Stable Diffusion Benchmarks

A set of benchmarks targeting different stable diffusion implementations to have a better understanding of their performance and scalability.

Benchmarks

Running on an A100 80G SXM hosted at fal.ai. If you want to see how these models perform first hand, check out the Fast SDXL playground which offers one of the most optimized SDXL implementations available (combining the open source techniques from this repo).

Note

Most of the implementations here are also based on Diffusers, which is an amazing library that pretty much the whole industry is using.
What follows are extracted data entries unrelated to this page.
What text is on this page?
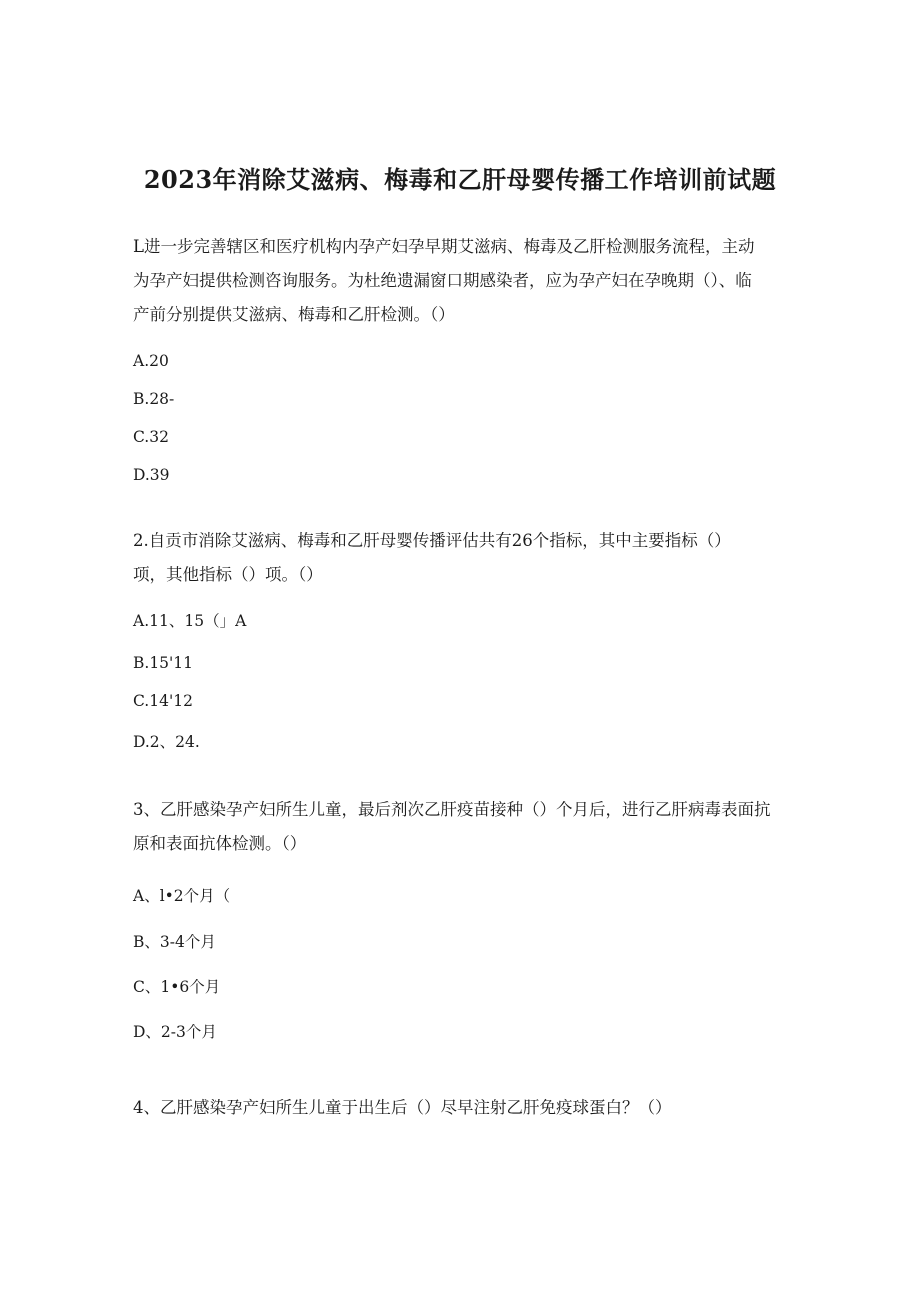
2023年消除艾滋病、梅毒和乙肝母婴传播工作培训前试题
L进一步完善辖区和医疗机构内孕产妇孕早期艾滋病、梅毒及乙肝检测服务流程，主动
为孕产妇提供检测咨询服务。为杜绝遗漏窗口期感染者，应为孕产妇在孕晚期（）、临
产前分别提供艾滋病、梅毒和乙肝检测。（）
A.20
B.28-
C.32
D.39
2.自贡市消除艾滋病、梅毒和乙肝母婴传播评估共有26个指标，其中主要指标（）
项，其他指标（）项。（）
A.11、15（」A
B.15'11
C.14'12
D.2、24.
3、乙肝感染孕产妇所生儿童，最后剂次乙肝疫苗接种（）个月后，进行乙肝病毒表面抗
原和表面抗体检测。（）
A、l•2个月（
B、3-4个月
C、1•6个月
D、2-3个月
4、乙肝感染孕产妇所生儿童于出生后（）尽早注射乙肝免疫球蛋白？（）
However, when we use 'Diffusers' name in the benchmarks, it means the experience you might get with out-of-box Diffusers (w/applying necessary settings).

SD1.5 (End-to-end) Benchmarks

mean (s) median (s) min (s) max (s) speed (it/s)
Diffusers (torch 2.1, SDPA) + OpenAI's consistency decoder** 2.230s 2.229s 2.220s 2.238s 22.43 it/s
Diffusers (torch 2.1, xformers) 1.729s 1.728s 1.720s 1.747s 28.94 it/s
Diffusers (torch 2.1, SDPA) 1.604s 1.603s 1.589s 1.618s 31.19 it/s
Diffusers (torch 2.1, SDPA, tiny VAE)* 1.567s 1.562s 1.547s 1.602s 32.02 it/s
Diffusers (torch 2.1, SDPA, compiled) 1.354s 1.354s 1.351s 1.356s 36.93 it/s
Diffusers (torch 2.1, SDPA, compiled, NCHW channels last) 1.058s 1.057s 1.056s 1.060s 47.29 it/s
OneFlow 0.950s 0.950s 0.947s 0.961s 52.65 it/s
Stable Fast (torch 2.1) 0.901s 0.901s 0.900s 0.903s 55.51 it/s
TensorRT 9.0 (cuda graphs, static shapes) 0.819s 0.818s 0.817s 0.821s 61.14 it/s

SDXL (End-to-end) Benchmarks

mean (s) median (s) min (s) max (s) speed (it/s)
minSDXL (torch 2.1) 8.146s 8.146s 8.137s 8.155s 6.14 it/s
Diffusers (torch 2.1, SDPA) 5.932s 5.932s 5.924s 5.940s 8.43 it/s
minSDXL+ (torch 2.1, SDPA) 5.887s 5.887s 5.872s 5.897s 8.49 it/s
Comfy (torch 2.1, xformers) 5.779s 5.772s 5.748s 5.824s 8.66 it/s
Diffusers (torch 2.1, SDPA, tiny VAE)* 5.739s 5.738s 5.722s 5.767s 8.71 it/s
Diffusers (torch 2.1, xformers) 5.719s 5.717s 5.710s 5.732s 8.75 it/s
minSDXL+ (torch 2.1, flash-attention v2) 5.323s 5.322s 5.313s 5.340s 9.39 it/s
Diffusers (torch 2.1, SDPA, compiled) 5.217s 5.216s 5.213s 5.220s 9.59 it/s
Diffusers (torch 2.1, SDPA, compiled, NCHW channels last) 5.136s 5.137s 5.125s 5.147s 9.73 it/s
OneFlow 4.300s 4.301s 4.282s 4.316s 11.62 it/s
Stable Fast (torch 2.1) 4.150s 4.149s 4.138s 4.168s 12.05 it/s
TensorRT 9.0 (cuda graphs, static shapes) 4.102s 4.104s 4.091s 4.107s 12.18 it/s

Generation options:

  • prompt="A photo of a cat"
  • num_inference_steps=50
  • For SD1.5, the width/height is 512x512 (the default); for SDXL, the width/height is 1024x1024.
  • For all other options, the defaults from the generation systems are used.
  • Weights are always half-precision (fp16) unless otherwise specified.
  • Generation on benchmarks with a */** means the used techniques might lead to quality degradation (or sometimes improvements) but the underlying diffusion model is still the same.

Note

All the timings here are end to end, and reflects the time it takes to go from a single prompt to a decoded image. We are planning to make the benchmarking more granular and provide details and comparisons between each components (text encoder, VAE, and most importantly UNET) in the future, but for now, some of the results might not linearly scale with the number of inference steps since cost of certain components are one-time only.

Environments (like torch and other library versions) for each benchmark are defined under benchmarks/ folder.